Der Mensch Jens Söring
16.12.2019 um 08:19Jamegumb schrieb:Das wird in Amerika nicht viel anders sein.Na ja, ich will es mal so sagen: die meisten Mediziner, die ich kenne, haben schon immer angestrebt, einmal niedergelassener Arzt zu werden, das heisst selbstständig zu sein. Ärzte in Institutionen wie Gefängnissen sind aber Angestellte oder Beamte.
Das hat, wie man weiss, Vorteile und Nachteile. Der niedergelassene Arzt muss auch Unternehmer sein, er trägt unternehmerisches Risiko, er hat kein garantiertes Einkommen. Aber er ist in seiner Arbeit sehr flexibel.
Der angestellte Arzt hat ein festes Einkommen, braucht keine Angst haben, nicht genug Patienten zu finden, welche die teure Praxiseinrichtung finanzieren werden usw.
Das ist bei Juristen ja nicht anders. Ich habe lange für den Staat gearbeitet, war Beamter, und viele meiner Freunde haben nicht verstanden, dass ich diese Absicherung aufgegeben habe. Ich aber habe nie bereut, selbstständiger Anwalt geworden zu sein, ich liebe es, mein eigener Boss zu sein und die damit einhergehende Flexibilität.
Aber ich kann mir schon vorstellen, dass die besten Ärzte eher die Niederlassung anstreben als eine Stelle als Gefängnisarzt, und das kann dann eben schon mal Auswirkungen auf die Qualität der Versorgung im Gefängnis haben. Allerdings will ich da ganz vorsichtig sein. Ich kenne hervorragende Staatsanwälte und Pflichtverteidiger, die es sicherlich selbstständig auch schaffen würde, eine gute Existenz zu haben, und sich dennoch dagegen entschieden haben. Pauschal kann man da nichts sagen.
@calligraphie
Zum Gefängnisessen. Freilich, wer Drei-Sterne Menüs erwartet, der muss schon das Glück haben in Hessen in die JVA Schwalmstadt zu kommen. Ich habe damals als Mitarbeiter beim Justizministerium oft dienstliche Sitzungen in der JVA gehabt, weil man dann ein hervorragendes Essen kostenlos bekam. Der Grund: die JVA betreibt eine Lehrküche, in der Gefangene die Ausbildung zum Koch machen können. Das Essen ist das beste Gefängnisessen, das ich je gesehen habe :)
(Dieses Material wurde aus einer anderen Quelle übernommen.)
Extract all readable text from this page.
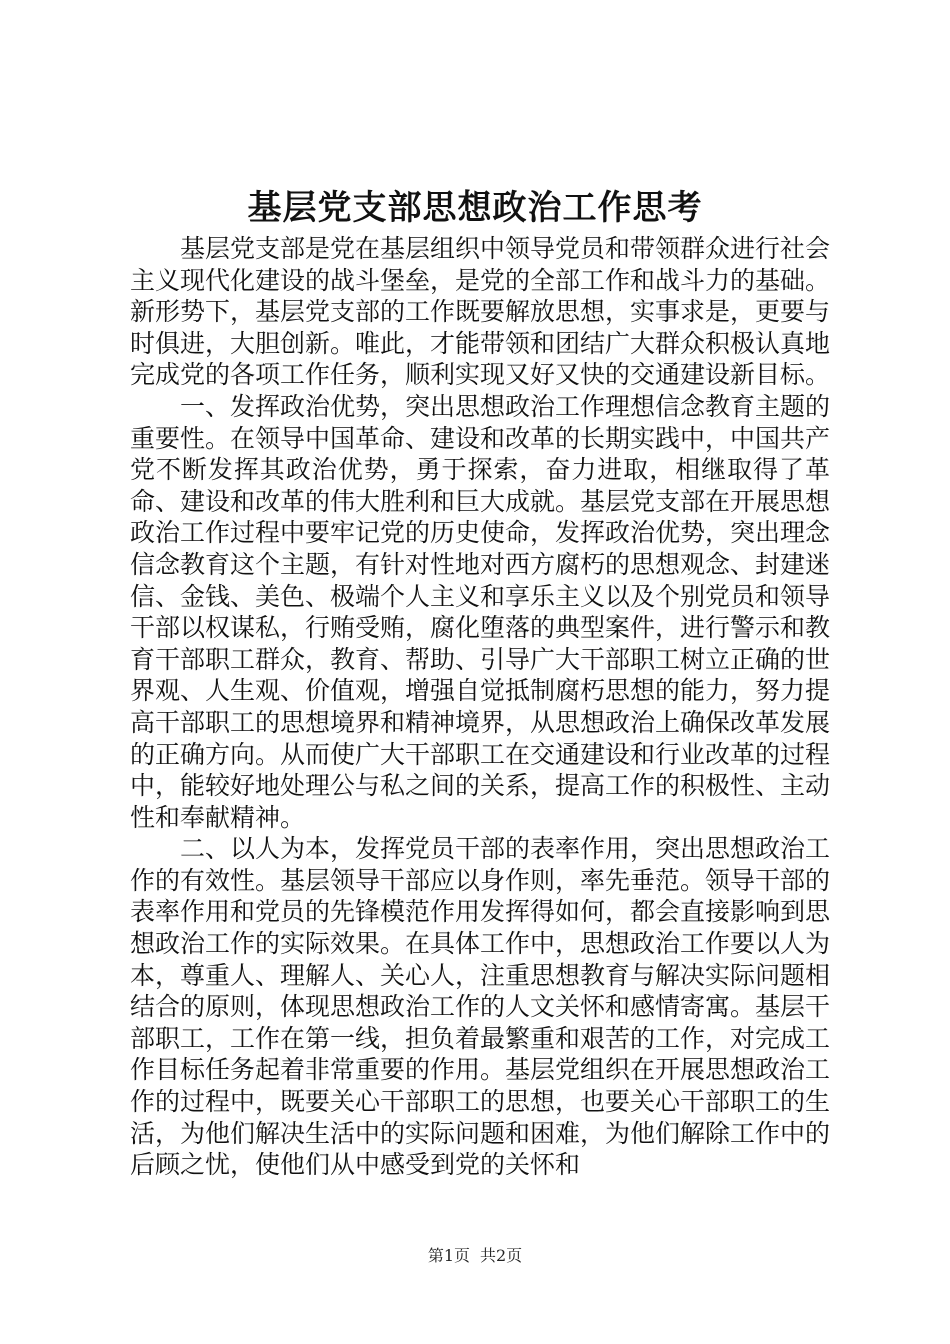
基层党支部思想政治工作思考

基层党支部是党在基层组织中领导党员和带领群众进行社会主义现代化建设的战斗堡垒，是党的全部工作和战斗力的基础。新形势下，基层党支部的工作既要解放思想，实事求是，更要与时俱进，大胆创新。唯此，才能带领和团结广大群众积极认真地完成党的各项工作任务，顺利实现又好又快的交通建设新目标。

一、发挥政治优势，突出思想政治工作理想信念教育主题的重要性。在领导中国革命、建设和改革的长期实践中，中国共产党不断发挥其政治优势，勇于探索，奋力进取，相继取得了革命、建设和改革的伟大胜利和巨大成就。基层党支部在开展思想政治工作过程中要牢记党的历史使命，发挥政治优势，突出理念信念教育这个主题，有针对性地对西方腐朽的思想观念、封建迷信、金钱、美色、极端个人主义和享乐主义以及个别党员和领导干部以权谋私，行贿受贿，腐化堕落的典型案件，进行警示和教育干部职工群众，教育、帮助、引导广大干部职工树立正确的世界观、人生观、价值观，增强自觉抵制腐朽思想的能力，努力提高干部职工的思想境界和精神境界，从思想政治上确保改革发展的正确方向。从而使广大干部职工在交通建设和行业改革的过程中，能较好地处理公与私之间的关系，提高工作的积极性、主动性和奉献精神。

二、以人为本，发挥党员干部的表率作用，突出思想政治工作的有效性。基层领导干部应以身作则，率先垂范。领导干部的表率作用和党员的先锋模范作用发挥得如何，都会直接影响到思想政治工作的实际效果。在具体工作中，思想政治工作要以人为本，尊重人、理解人、关心人，注重思想教育与解决实际问题相结合的原则，体现思想政治工作的人文关怀和感情寄寓。基层干部职工，工作在第一线，担负着最繁重和艰苦的工作，对完成工作目标任务起着非常重要的作用。基层党组织在开展思想政治工作的过程中，既要关心干部职工的思想，也要关心干部职工的生活，为他们解决生活中的实际问题和困难，为他们解除工作中的后顾之忧，使他们从中感受到党的关怀和

第1页 共2页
Im normalen "Knast" ist das sicher nicht so. Ich will das Essen mal als Kantinenessen mittlerer Qualität bezeichnen, hier in den USA und in Deutschland. Langweilig, da sich der Speiseplan ständig wiederholt, langweilig, da es jedem schmecken soll und daher meist extrem lasch gewürzt ist und keine Experimente gemacht werden. Jeden 5. Tag Hamburger, ein Steak höchstens mal an Weihnachten. Es gibt eine mittelgrosse Portion, an der niemand verhungern kann, es gibt drei Mahlzeiten am Tag. Damit kann man leben, aber nicht von schwärmen. Es gibt Richtlinien, wievie Kalorien und wieviele Nährwerte das Essen haben muss. Und es gibt nicht sonderlich begabte Köche, die dann alles zusammenpappen und vielleicht auch mal versalzen.
So ist es nun mal. Der gerne kolportierte Ausreisser des Sheriffs Arpaio in Arizona war allerdings ein solcher, da gab es alles jeden Tag als einen undefinierbaren Eintopf zusammengepanscht, und möglichst billig. Der gute Mann ist aber in Pension und sein berüchtigtes Essen gibt es nicht mehr.
Dann hat jeder Gefangene die Möglichkeit sich im Gefängnisladen Essen zu kaufen, das er auf der Zelle selbst zubereiten kann. Maccaroni-cheese genauso wie Instant-suppen oder sonst was. Das tun auch erstaunlich viele, obwohl Gefangene ja nicht sonderlich viel Geld haben. Man kann sogar Gummibären kaufen - ohne die ich keinen Gefängnisaufenthalt überleben würde.
Verhungern muss keiner, und wenn man sich mal die diversen Youtube Videos anschaut, die es über Gefängnisse gibt, wird auch keiner einen Insassen dort entdecken, der ausgehungert ausschaut. Dass es nicht sonderlich gesund ist, jeden Tag nur Hamburger mit Pommes zu essen oder so, ist ein anderes Thema. Aber auch in einer typischen deutschen Studentenmensa waren die Schlangen zu meiner Zeit am längsten, wenn es Schnitzel mit Pommes gab. :)
Knast ist kein Ponyhof und auch kein *** Hotel. Das ist nun mal so.